Michelle (can I call her that?) wore a sharp silver-sequinned frock over silver lamé trousers to a recent children’s show. She looked great—to me, anyway. Not to this commenter on the UK Daily Mail story: “Chewbacca wrapped in aluminium foil.” Or this one: “She looks like a burnt bag of Jiffy Pop popcorn.” (Chewbacca is a huge, dog-like, fur-covered alien in the Star Wars franchise; Jiffy Pop popcorn comes in a silver sack.) Only last May the journal Psychology Today posted on its blog the fantastical piece by Satoshi Kanazawa, “Why Are Black Women Less Physically Attractive Than Other Women?” The journal took down the page eventually—you’ll get a 404 error message if you look it up today—but somebody thought it was all right less than a year ago to publish a piece giving “scientific” evidence that black women were not only less attractive than other women, they were uglier than men! US comedian Chris Rock made a film about black women’s relationship to their hair. It is instructive to anybody who believes we are in a post-racial anything. Released in 2009, it showed how far black women would go and how much they would spend to have hair that was straight and long. I have often had my hair straightened, so I know personally the pain that a straightener can bring; and I also know the rain of compliments one gets with long, straight hair. Now that I’m back to my natural, knotty curls, the compliments are far fewer.

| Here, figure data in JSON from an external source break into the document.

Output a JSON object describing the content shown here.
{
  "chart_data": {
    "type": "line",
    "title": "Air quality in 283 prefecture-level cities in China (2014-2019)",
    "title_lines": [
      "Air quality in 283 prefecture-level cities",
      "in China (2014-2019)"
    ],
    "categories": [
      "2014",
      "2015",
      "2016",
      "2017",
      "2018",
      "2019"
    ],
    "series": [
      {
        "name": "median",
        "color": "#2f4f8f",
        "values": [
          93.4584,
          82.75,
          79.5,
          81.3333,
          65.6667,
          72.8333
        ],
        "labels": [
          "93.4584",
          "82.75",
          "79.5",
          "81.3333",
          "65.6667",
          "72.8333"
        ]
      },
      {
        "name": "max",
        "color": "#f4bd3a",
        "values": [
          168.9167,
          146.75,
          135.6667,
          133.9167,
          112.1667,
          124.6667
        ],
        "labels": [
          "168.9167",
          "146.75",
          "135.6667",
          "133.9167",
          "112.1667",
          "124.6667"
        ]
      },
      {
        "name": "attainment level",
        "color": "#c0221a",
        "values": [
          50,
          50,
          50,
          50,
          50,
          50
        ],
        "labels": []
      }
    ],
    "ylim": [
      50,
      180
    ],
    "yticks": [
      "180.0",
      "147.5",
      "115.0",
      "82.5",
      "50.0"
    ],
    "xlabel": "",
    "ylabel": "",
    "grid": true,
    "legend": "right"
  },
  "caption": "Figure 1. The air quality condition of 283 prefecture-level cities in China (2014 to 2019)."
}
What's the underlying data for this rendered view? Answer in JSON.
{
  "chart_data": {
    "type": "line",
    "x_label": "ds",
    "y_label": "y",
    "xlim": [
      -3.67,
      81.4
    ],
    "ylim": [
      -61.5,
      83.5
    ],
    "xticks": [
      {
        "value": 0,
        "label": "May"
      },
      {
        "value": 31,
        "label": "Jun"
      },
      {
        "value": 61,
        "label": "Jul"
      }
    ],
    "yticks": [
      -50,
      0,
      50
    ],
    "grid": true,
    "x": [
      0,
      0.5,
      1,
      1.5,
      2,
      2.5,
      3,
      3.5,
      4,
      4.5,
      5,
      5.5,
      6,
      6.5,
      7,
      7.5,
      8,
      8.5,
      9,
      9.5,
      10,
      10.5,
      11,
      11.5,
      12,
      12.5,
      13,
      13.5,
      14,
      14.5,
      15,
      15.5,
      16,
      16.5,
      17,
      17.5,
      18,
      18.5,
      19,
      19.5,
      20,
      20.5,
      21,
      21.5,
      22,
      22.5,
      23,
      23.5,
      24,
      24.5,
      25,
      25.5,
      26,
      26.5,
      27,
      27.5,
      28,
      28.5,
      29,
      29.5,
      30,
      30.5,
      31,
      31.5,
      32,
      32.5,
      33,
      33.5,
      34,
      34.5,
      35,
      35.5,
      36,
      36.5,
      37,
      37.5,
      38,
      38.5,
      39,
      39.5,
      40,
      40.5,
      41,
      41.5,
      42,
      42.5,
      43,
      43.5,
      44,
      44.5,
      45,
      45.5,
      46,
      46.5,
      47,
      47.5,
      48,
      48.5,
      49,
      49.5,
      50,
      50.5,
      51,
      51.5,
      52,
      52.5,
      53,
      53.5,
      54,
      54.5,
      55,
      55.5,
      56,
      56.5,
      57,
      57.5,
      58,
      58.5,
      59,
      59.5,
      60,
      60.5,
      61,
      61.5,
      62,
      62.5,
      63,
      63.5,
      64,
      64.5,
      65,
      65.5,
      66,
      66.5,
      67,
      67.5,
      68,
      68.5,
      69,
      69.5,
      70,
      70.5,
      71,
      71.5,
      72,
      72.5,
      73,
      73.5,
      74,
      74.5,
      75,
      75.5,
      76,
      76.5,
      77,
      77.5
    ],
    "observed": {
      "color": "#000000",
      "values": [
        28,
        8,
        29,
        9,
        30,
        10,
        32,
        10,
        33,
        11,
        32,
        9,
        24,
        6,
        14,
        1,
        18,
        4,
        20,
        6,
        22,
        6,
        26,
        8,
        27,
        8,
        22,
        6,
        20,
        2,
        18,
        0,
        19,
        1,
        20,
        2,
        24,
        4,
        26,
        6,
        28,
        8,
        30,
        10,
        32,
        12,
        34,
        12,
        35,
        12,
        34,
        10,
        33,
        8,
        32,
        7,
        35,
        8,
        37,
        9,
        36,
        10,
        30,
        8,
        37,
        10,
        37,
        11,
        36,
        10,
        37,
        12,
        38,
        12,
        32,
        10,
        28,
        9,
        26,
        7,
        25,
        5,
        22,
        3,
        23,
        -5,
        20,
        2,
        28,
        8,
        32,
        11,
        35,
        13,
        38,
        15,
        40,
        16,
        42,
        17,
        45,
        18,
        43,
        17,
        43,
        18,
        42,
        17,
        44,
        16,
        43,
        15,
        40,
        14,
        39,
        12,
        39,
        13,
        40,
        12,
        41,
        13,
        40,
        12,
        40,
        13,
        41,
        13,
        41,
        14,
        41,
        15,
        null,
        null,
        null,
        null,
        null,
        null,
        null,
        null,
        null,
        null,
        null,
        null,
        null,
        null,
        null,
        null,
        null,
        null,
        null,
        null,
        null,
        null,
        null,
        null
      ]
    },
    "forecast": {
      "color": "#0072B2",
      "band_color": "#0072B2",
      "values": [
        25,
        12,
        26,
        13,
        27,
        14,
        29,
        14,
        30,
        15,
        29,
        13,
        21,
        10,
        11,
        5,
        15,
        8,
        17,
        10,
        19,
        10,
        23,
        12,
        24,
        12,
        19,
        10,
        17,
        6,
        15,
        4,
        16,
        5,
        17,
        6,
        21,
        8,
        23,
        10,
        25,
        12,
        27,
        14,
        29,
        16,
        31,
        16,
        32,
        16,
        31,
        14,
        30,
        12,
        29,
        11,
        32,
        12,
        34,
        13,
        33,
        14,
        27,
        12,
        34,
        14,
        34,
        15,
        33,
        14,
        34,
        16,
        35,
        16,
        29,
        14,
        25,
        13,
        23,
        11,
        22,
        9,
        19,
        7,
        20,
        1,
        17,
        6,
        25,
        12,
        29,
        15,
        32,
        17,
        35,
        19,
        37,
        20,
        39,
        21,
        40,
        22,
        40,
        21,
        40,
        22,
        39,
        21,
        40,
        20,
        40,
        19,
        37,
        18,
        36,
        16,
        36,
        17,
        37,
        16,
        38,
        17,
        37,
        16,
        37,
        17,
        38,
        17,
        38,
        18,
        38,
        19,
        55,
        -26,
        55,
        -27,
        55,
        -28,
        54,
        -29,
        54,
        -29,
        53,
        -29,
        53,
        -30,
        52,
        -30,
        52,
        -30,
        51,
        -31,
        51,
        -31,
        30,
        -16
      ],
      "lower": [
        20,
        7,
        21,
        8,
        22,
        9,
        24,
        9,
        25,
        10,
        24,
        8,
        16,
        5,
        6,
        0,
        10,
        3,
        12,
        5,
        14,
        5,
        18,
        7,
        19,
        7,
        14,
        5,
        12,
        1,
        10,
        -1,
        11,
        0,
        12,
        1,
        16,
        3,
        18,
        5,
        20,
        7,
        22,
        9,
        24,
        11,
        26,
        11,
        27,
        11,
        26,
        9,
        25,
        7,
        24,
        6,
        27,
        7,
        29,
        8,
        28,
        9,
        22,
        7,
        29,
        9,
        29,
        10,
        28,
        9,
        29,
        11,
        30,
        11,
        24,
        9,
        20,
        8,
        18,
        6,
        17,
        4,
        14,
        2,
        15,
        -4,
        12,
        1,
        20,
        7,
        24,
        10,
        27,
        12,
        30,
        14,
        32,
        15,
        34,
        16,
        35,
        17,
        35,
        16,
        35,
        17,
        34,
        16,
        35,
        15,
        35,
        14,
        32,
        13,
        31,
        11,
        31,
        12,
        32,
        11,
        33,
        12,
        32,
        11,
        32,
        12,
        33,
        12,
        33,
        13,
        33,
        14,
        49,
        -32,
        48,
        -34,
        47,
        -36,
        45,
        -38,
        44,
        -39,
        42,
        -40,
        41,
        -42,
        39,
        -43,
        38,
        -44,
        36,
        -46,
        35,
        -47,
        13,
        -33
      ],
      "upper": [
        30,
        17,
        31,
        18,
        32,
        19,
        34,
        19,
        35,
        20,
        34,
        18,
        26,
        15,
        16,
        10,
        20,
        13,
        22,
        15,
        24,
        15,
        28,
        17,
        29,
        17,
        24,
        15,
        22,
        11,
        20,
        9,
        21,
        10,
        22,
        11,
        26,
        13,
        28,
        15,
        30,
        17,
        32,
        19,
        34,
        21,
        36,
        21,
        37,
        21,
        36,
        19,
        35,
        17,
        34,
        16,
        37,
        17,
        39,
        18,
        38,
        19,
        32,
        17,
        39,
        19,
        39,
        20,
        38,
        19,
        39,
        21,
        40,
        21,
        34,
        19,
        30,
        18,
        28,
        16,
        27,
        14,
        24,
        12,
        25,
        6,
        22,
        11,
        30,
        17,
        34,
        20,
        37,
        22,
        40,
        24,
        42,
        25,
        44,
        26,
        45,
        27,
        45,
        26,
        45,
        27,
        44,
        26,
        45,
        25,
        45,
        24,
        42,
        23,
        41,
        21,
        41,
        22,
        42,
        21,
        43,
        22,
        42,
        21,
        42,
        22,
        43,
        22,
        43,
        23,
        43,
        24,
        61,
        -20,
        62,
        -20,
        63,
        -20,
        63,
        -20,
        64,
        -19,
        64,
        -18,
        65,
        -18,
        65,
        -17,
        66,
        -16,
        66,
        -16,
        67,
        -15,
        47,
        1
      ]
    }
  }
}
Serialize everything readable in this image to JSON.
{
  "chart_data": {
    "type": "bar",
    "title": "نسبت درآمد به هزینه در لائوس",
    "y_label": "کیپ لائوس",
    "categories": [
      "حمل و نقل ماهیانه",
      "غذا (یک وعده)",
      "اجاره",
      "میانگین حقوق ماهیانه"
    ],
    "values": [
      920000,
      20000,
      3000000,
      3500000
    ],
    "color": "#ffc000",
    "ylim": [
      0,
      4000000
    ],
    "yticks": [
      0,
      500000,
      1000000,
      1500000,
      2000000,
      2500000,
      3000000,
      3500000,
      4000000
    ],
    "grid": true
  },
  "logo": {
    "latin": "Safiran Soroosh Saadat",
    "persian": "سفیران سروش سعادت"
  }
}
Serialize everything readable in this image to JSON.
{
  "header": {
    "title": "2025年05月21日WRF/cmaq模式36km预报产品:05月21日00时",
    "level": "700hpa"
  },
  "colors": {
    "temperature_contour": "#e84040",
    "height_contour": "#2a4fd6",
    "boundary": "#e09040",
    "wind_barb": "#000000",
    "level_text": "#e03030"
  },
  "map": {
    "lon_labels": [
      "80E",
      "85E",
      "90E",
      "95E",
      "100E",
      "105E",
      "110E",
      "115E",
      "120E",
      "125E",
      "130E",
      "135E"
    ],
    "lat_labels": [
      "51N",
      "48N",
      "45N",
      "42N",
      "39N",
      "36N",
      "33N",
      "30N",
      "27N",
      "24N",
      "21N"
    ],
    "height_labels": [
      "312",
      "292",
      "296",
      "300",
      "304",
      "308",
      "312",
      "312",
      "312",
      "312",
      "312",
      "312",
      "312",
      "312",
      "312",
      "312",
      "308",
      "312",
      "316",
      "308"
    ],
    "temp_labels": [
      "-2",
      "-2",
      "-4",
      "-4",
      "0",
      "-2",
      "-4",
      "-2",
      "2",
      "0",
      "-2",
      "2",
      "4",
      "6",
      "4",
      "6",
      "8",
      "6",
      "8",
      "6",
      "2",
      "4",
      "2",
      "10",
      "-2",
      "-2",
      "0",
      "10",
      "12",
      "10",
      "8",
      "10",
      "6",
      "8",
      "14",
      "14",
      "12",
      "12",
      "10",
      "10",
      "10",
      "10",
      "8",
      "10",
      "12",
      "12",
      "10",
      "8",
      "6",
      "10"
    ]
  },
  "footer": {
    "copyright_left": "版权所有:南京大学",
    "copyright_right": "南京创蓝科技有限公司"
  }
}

All of this is to say there is still a need for us to proclaim “Black is beautiful.” The world still needs reminding. To my friend who insisted that we will never see a post-racial world until people stop paying attention to race, I’ll say, sure; when all systemic racism is eliminated, I’ll stop paying attention to race. For instance, when the next Hunger Games movie comes out and nobody tweets how disappointed they are that black actors were cast in important supporting roles. “EWW rue is black? I’m not watching,” tweeted one, according to the feminist Web site Jezebel; another tweet read, “Why does rue have to be black; not gonna lie, kinda ruined the movie.” Heads up to you, my friend: those weren’t old white men in KKK robes. They were young folk on Twitter and everything, just like you. Is this the post-racial world you’re living in? The world in which it takes weeks of international outcry for there to be an investigation into the killing of a young black boy for walking while black? When commentator Geraldo Riviera can then go on TV to say that the hoodie, not racism, is what caused that boy’s death? I’m still waiting on a post-racial world. Until that day comes, I will keep reminding my children and all children, regardless of race, “Black is beautiful.”